A wooden block of mass 8 kg is tied to a string attached to the bottome of the tank. In the equilibrium the block is completely immersed in water. If relative density of wood is 0.8 and `g=10 ms^(-2)`, the tension T, in the string is

To solve the problem, we need to find the tension \( T \) in the string holding a wooden block submerged in water. Here’s a step-by-step solution: ### Step 1: Identify the forces acting on the block In equilibrium, the forces acting on the block are: - The **buoyant force** \( F_b \) acting upwards. - The **weight** of the block \( W \) acting downwards. - The **tension** \( T \) in the string acting downwards. ### Step 2: Write the equilibrium condition Since the block is in equilibrium, the sum of the upward forces must equal the sum of the downward forces: \[ F_b = W + T \] ### Step 3: Calculate the weight of the block The weight \( W \) of the block can be calculated using the formula: \[ W = m \cdot g \] where \( m = 8 \, \text{kg} \) (mass of the block) and \( g = 10 \, \text{m/s}^2 \) (acceleration due to gravity). \[ W = 8 \, \text{kg} \times 10 \, \text{m/s}^2 = 80 \, \text{N} \] ### Step 4: Calculate the volume of the block The relative density (specific gravity) of the wood is given as \( 0.8 \).

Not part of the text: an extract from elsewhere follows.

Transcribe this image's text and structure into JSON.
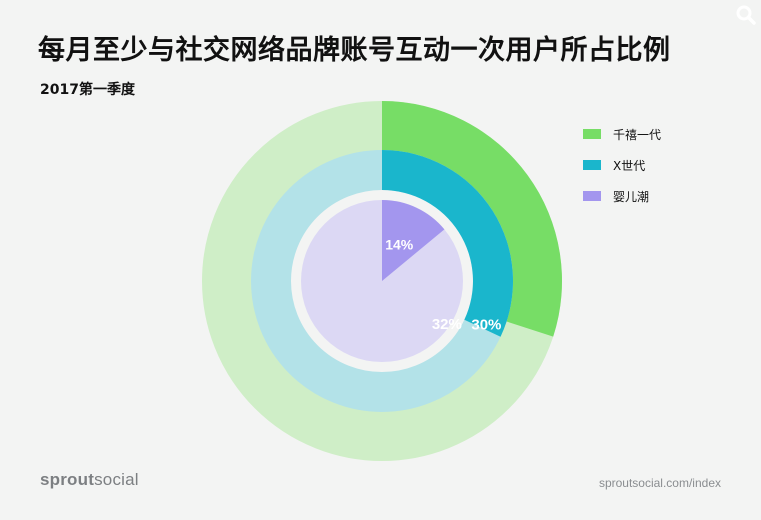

This means the density of the wood \( \rho_b \) can be calculated as: \[ \rho_b = \text{relative density} \times \text{density of water} = 0.8 \times 1000 \, \text{kg/m}^3 = 800 \, \text{kg/m}^3 \] Now, using the formula for density: \[ \rho_b = \frac{m}{V} \implies V = \frac{m}{\rho_b} \] Substituting the values: \[ V = \frac{8 \, \text{kg}}{800 \, \text{kg/m}^3} = 0.01 \, \text{m}^3 \] ### Step 5: Calculate the buoyant force The buoyant force \( F_b \) can be calculated using Archimedes' principle: \[ F_b = \rho_l \cdot V \cdot g \] where \( \rho_l = 1000 \, \text{kg/m}^3 \) (density of water). \[ F_b = 1000 \, \text{kg/m}^3 \times 0.01 \, \text{m}^3 \times 10 \, \text{m/s}^2 = 100 \, \text{N} \] ### Step 6: Substitute values into the equilibrium equation Now substituting \( F_b \) and \( W \) into the equilibrium equation: \[ 100 \, \text{N} = 80 \, \text{N} + T \] ### Step 7: Solve for tension \( T \) Rearranging the equation to solve for \( T \): \[ T = 100 \, \text{N} - 80 \, \text{N} = 20 \, \text{N} \] ### Final Answer The tension \( T \) in the string is \( 20 \, \text{N} \). ---